Julia Kissina: "Frühling auf dem Mond"
Eine Kindheit im Kiew der Breschniew-Zeit
Der Roman "Frühling auf dem Mond" der 1966 in Kiew geborenen und mittlerweile in
Berlin lebenden ukrainischen Autorin Julia Kissina, der nichtsdestotrotz im
Original in russischer Sprache verfasst ist, ist ein spannendes Porträt eines
etwas rebellischen und mit einer gehörigen Portion surrealistischer Gedanken
ausgestatteten Mädchens, das wohl als zumindest fiktives alter ego der Autorin
verstanden werden kann.
"Man zwingt mich zu wachsen. Man zwingt mich, das papierene Rückgrat zu
strecken. Man misst mich mit dem Lineal, ob mein Wachstum nicht stockt, man
wiegt mich und spickt mich mit Vitaminen. Meine Eltern achten sorgfältig darauf,
dass ihr mickriges Geschöpf Fleisch isst."

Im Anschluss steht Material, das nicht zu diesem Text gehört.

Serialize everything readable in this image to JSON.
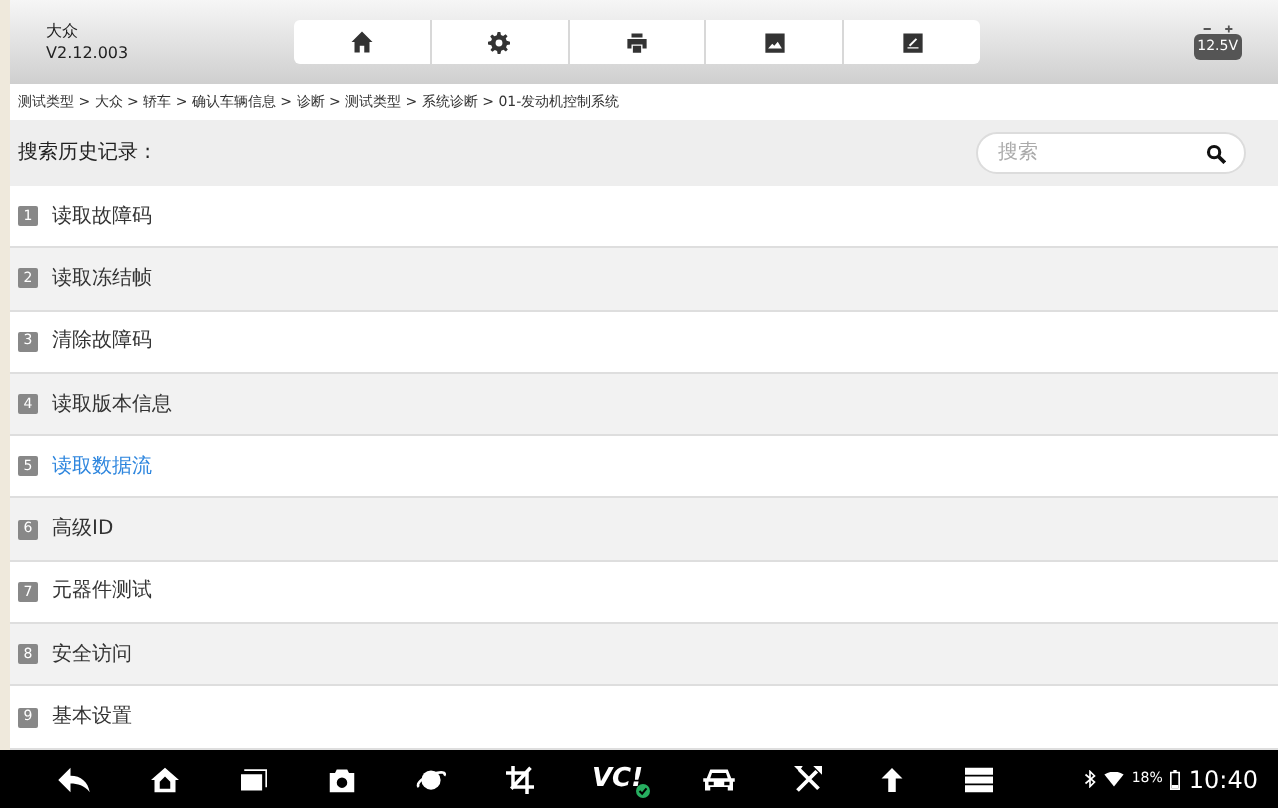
{
  "header": {
    "brand": "大众",
    "version": "V2.12.003",
    "voltage": "12.5V"
  },
  "breadcrumb": "测试类型 > 大众 > 轿车 > 确认车辆信息 > 诊断 > 测试类型 > 系统诊断 > 01-发动机控制系统",
  "search": {
    "label": "搜索历史记录 :",
    "placeholder": "搜索"
  },
  "menu": [
    {
      "number": "1",
      "label": "读取故障码",
      "selected": false
    },
    {
      "number": "2",
      "label": "读取冻结帧",
      "selected": false
    },
    {
      "number": "3",
      "label": "清除故障码",
      "selected": false
    },
    {
      "number": "4",
      "label": "读取版本信息",
      "selected": false
    },
    {
      "number": "5",
      "label": "读取数据流",
      "selected": true
    },
    {
      "number": "6",
      "label": "高级ID",
      "selected": false
    },
    {
      "number": "7",
      "label": "元器件测试",
      "selected": false
    },
    {
      "number": "8",
      "label": "安全访问",
      "selected": false
    },
    {
      "number": "9",
      "label": "基本设置",
      "selected": false
    }
  ],
  "nav_bar": {
    "vci_label": "VC!",
    "battery_percent": "18%",
    "time": "10:40"
  }
}
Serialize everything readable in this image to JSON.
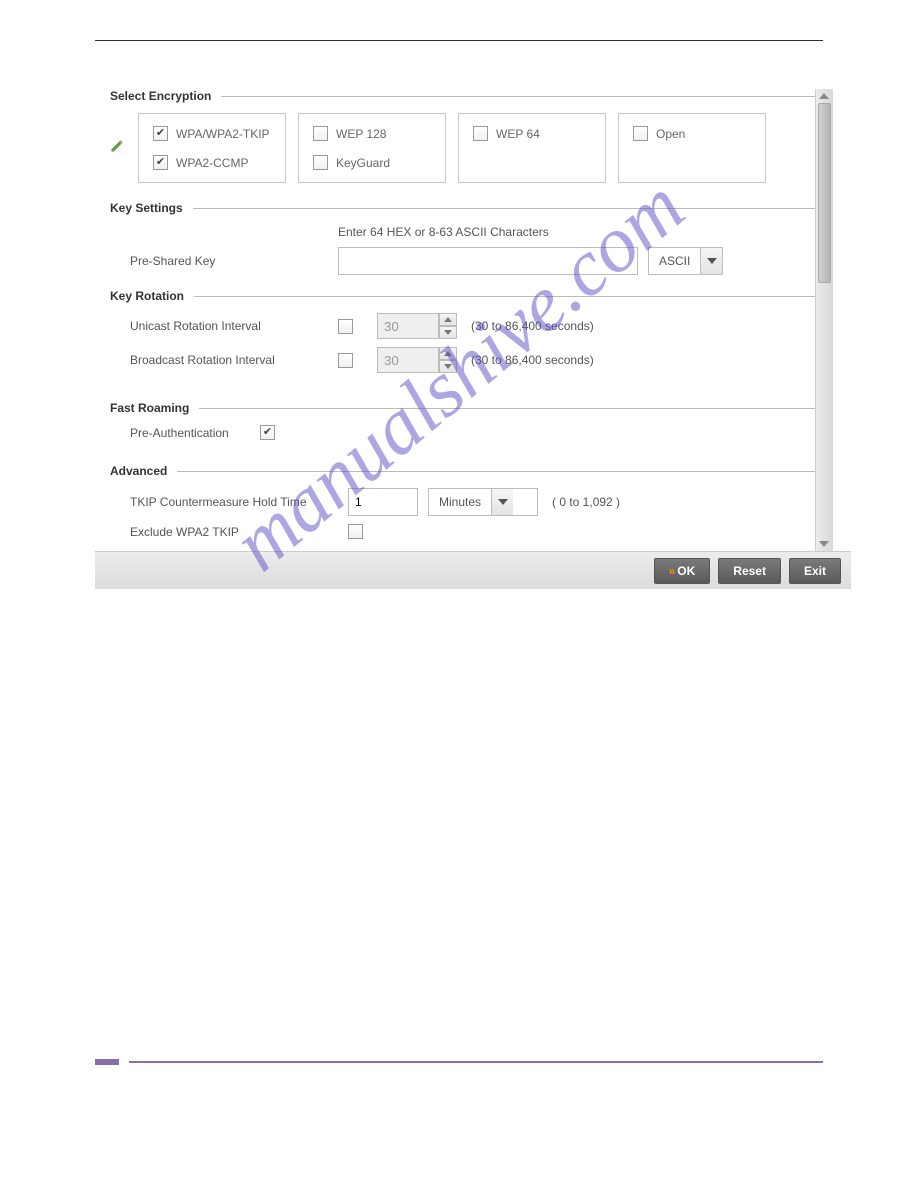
{
  "sections": {
    "encryption": {
      "title": "Select Encryption"
    },
    "keySettings": {
      "title": "Key Settings"
    },
    "keyRotation": {
      "title": "Key Rotation"
    },
    "fastRoaming": {
      "title": "Fast Roaming"
    },
    "advanced": {
      "title": "Advanced"
    }
  },
  "encryption": {
    "options": {
      "wpa_tkip": {
        "label": "WPA/WPA2-TKIP",
        "checked": true
      },
      "wpa2_ccmp": {
        "label": "WPA2-CCMP",
        "checked": true
      },
      "wep128": {
        "label": "WEP 128",
        "checked": false
      },
      "keyguard": {
        "label": "KeyGuard",
        "checked": false
      },
      "wep64": {
        "label": "WEP 64",
        "checked": false
      },
      "open": {
        "label": "Open",
        "checked": false
      }
    }
  },
  "keySettings": {
    "hint": "Enter 64 HEX or 8-63 ASCII Characters",
    "psk_label": "Pre-Shared Key",
    "psk_value": "",
    "format_selected": "ASCII"
  },
  "keyRotation": {
    "unicast": {
      "label": "Unicast Rotation Interval",
      "enabled": false,
      "value": "30",
      "hint": "(30 to 86,400 seconds)"
    },
    "broadcast": {
      "label": "Broadcast Rotation Interval",
      "enabled": false,
      "value": "30",
      "hint": "(30 to 86,400 seconds)"
    }
  },
  "fastRoaming": {
    "preauth": {
      "label": "Pre-Authentication",
      "checked": true
    }
  },
  "advanced": {
    "tkip_hold": {
      "label": "TKIP Countermeasure Hold Time",
      "value": "1",
      "unit": "Minutes",
      "hint": "( 0 to 1,092 )"
    },
    "exclude_wpa2_tkip": {
      "label": "Exclude WPA2 TKIP",
      "checked": false
    }
  },
  "buttons": {
    "ok": "OK",
    "reset": "Reset",
    "exit": "Exit"
  },
  "watermark": "manualshive.com"
}
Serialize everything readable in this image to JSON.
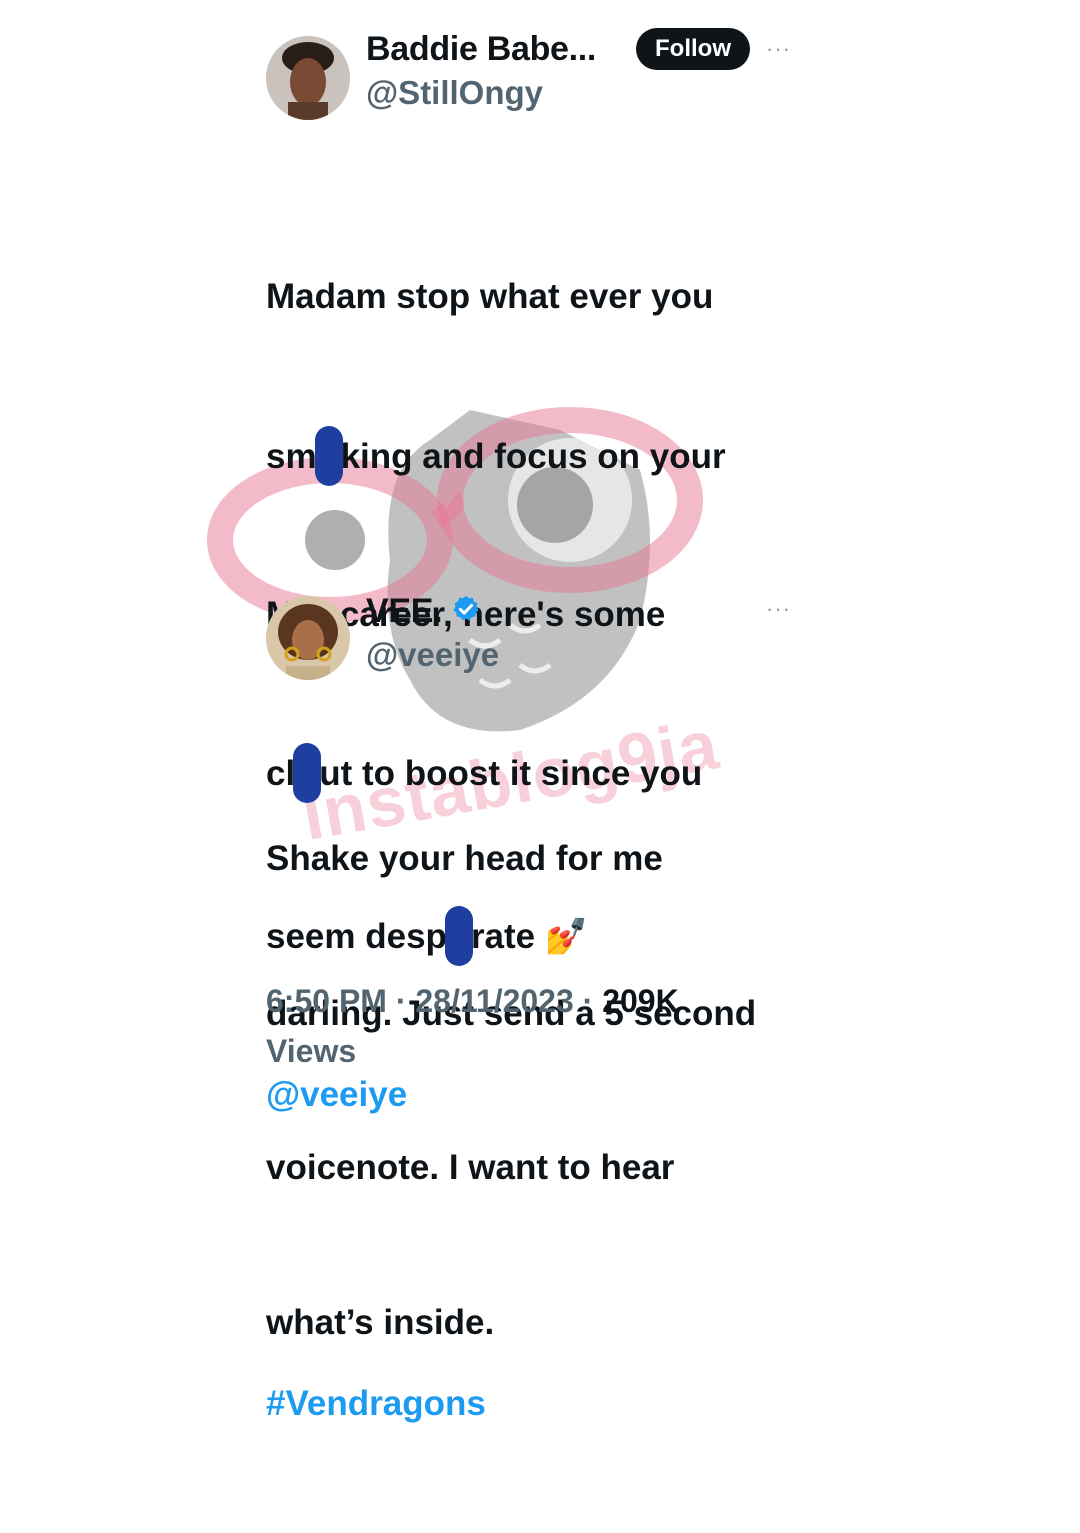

Julia wächst im jüdisch-bürgerlichen Milieu auf. Ihr Vater schreibt
Texte und Szenarien für den Zirkus, lebt in permanenter Angst, denunziert zu
werden. Die Mutter gibt sich der Pflege von wirren alten Damen hin, und Julia
erforscht und erkundet ihre Umgebung, ihre sich im Stadium des langsamen
Zerfalls befindende Heimatstadt Kiew.
Beeindruckend sind die Passagen dieses meist überzeugenden Textes, in denen
Julia Kissina die schmutzigen, dunklen, schäbigen, zerkratzten und unschönen
Seiten des spätkommunistischen Kiews zum Leben erweckt, indem sie mit
wunderschönen Sätzen leicht surreale Stimmungsbilder erzeugt. So weckt sie
verrostete Eisengestelle in einem Park zum Leben, zugewachsene, verwilderte
Wiesen, oberflächlich schöne noble Straßenzüge. Das Kiew der jungen Julia ist
eine wilde, verwunschene Welt, in der die kommunistische Gesinnung nur am Rande
Einzug hält, was oft von der jungen Protagonistin unverstanden bleibt. So bleibt
der Blick auf das wilde Treiben unschuldig, was die Beobachtungen umso
interessanter für den Leser macht.
Nachts unterhält sich die Protagonistin mit den Führern des Weltproletariats und
trifft sich tagsüber oft mit einem älteren, sich als Pole ausgebenden
Schriftsteller, der nunmehr Bücher über die französische Küche verfasst und
Julia mit dem Anatomischen Institut aus der Zeit der Zaren und Weißgardisten
bekannt macht. In dem Gebäude, versteckt in verwilderten Gärten, findet Julia zu
ihren "lunatistischen" Gedanken. Der Zerfall des Materiellen und die Aura des
Todes ziehen sie an und beleben ihre Selbstwahrnehmung, die den Text dieses
eindrucksvollen Romans nährt.
Nicht ganz so überzeugend ist leider die formale Gestaltung des Romans. In
kurzen Kapiteln rast das Geschehen von einer Sache zur nächsten. So, dass man
als Leser eher meint, eine Sammlung von Ereignissen, so wie knappe Erzählungen,
die teilweise Schnittstellen haben, meistens aber nicht, zu lesen. So findet die
Sprache in der Form keinen Partner, was den Roman noch stärker gemacht hätte.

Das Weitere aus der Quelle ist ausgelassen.